Steve readdressed our current development with few sample, also ran few tools we use to generate arts and videos. Eventually, a more clear image is set that in the future, our program should generate painting in real time based on captured video while responding to user emotion. Few issues are addressed:

  • Our current advantage in this field is generated art based on parameters which lead to being able to alter video results based on the input. Not implemented yet but possible
  • For a real-time application, performance is a key issue. Our current videos are not generated in real time but we do optimize the result by generating one result every three frames. Users had feedback that the art displayed in this rate is better visualized compare to one result per frame due to having more time to experience the work
  • Our current result is lacking temporal coherence. Users experience flicking, discontinuing of texture on moving object during the video. This issue might be resolved by applying generation based on optical flow. An interesting video can be found here:

Work to Do

Comparing to optical flow and temporal coherence, I’m more familiar with the solution to make our current video generating program able to respond to the parameter change. The task from now on is adding an API so the program can read parameters from a text file and output results accordingly.

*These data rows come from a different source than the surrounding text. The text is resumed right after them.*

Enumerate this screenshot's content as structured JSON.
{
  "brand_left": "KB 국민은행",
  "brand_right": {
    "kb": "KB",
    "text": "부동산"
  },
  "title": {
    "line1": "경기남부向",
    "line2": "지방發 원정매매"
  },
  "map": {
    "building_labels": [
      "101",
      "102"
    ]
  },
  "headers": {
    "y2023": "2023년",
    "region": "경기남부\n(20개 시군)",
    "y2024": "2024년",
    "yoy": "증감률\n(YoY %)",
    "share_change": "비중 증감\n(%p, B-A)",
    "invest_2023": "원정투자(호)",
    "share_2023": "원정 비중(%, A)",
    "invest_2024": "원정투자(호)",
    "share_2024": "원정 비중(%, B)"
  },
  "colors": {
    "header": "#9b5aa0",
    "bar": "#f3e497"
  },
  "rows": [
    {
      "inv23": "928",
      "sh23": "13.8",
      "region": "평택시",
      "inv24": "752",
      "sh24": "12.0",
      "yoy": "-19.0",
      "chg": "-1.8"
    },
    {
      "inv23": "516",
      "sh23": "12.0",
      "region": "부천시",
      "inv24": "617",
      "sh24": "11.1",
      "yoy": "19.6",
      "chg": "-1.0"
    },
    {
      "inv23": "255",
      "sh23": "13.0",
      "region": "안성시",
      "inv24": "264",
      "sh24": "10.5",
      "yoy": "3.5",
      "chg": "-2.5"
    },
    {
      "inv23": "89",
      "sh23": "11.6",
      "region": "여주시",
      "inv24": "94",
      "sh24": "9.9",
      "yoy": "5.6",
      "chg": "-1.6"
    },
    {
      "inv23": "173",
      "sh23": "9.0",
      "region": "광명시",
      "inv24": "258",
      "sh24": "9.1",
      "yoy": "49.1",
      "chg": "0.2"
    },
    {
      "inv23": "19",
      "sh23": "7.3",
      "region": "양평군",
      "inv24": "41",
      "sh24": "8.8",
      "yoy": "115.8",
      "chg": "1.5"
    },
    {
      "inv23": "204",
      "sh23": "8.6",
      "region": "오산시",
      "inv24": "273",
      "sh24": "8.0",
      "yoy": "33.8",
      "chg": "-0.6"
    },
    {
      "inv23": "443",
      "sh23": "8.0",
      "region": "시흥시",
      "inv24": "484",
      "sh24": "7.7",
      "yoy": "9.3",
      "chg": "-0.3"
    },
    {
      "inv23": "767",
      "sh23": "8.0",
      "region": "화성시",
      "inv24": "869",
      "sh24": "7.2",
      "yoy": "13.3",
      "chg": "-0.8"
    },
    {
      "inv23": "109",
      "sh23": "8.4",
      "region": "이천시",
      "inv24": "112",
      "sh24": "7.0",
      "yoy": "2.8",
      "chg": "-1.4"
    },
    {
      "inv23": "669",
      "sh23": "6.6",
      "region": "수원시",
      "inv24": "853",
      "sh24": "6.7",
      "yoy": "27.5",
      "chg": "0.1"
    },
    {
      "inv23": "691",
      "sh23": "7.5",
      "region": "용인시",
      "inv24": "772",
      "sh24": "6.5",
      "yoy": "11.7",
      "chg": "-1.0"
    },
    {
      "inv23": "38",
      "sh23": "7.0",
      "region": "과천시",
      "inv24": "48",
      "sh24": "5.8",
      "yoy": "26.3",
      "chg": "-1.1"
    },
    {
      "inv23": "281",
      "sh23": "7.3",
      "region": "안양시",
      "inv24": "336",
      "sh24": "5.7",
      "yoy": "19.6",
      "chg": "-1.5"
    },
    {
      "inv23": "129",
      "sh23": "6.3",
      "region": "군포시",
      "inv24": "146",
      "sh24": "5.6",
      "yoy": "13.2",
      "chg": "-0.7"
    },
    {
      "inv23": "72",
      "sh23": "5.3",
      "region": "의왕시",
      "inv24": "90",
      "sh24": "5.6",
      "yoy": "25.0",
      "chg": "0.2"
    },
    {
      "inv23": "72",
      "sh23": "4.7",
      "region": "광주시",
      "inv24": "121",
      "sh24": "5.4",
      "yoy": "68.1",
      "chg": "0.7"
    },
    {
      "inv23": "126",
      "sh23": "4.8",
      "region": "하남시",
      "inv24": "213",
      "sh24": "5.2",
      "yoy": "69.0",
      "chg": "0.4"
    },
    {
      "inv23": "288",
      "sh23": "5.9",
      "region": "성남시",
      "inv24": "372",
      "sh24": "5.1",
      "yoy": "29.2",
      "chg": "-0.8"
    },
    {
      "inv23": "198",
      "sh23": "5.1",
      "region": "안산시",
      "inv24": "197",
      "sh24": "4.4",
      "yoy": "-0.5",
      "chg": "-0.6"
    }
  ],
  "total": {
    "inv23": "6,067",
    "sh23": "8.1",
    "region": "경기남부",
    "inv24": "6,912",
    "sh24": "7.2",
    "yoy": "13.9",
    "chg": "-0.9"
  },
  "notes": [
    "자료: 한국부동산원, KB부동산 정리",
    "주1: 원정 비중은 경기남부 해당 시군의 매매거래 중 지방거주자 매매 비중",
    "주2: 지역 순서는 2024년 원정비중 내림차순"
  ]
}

Our current program generates frames from a video in a for-loop by calling a DeepDream routine:

DeepDream(Layer, Guide, Iteration, Octave);

The layer parameter controls which layer the neural network is considered to paint on the canvas, i.e. most likely how the final pattern looks like. The guide controls which portion of the nodes within the layer is prioritized. Iteration controls how heavy the output is altered, the more iteration the more deviation from the final result to the original input. The octave controls the size of the style patch. Larger octave will generate a larger patch.

First Step

Our program currently iterates through all frames by a same hardcoded set of parameters. The first step is updating iteration and octave based on keyframe interpolation. For example, if users assign iteration 10 at frame 1 and 20 at frame 5, then the program must interpolate at frame 3, iteration will be 15 if by linear. The interpolation can be linear, cubic etc. which is based on user choice. One issue here is the interpolation may generate float iteration or frame which must be rounded. This may lead to the final frames jump from one to another lacking of smoothness.

Second Step

The layer and guide should be updated dynamically similar to above. One key difference here is the generated result must be blended since the change will be dramatic. Steve proposed few simple alpha blending solution but I feel we can utilize more advanced blending based on total pixel difference which was covered in my previous computer graphics study. This part is more challenging and also more rewarding. If it can be solved properly, it can also help the float frame issue in step one, even resolve the flickering issue mentioned at the beginning.

Overall I’m quite happy that having a very concrete discussion with Steve today and sorted out the later tasks. Steve not only convey his idea but also talked about some very detailed implementation. I think in the future, only the high-level requirement is necessary to just save some effort. Plus, the alpha blending is really a relief for me since the expectation of our next implementation is not that high. Multimedia and image processing really laid a great foundation of the language we use here in computer graphics today.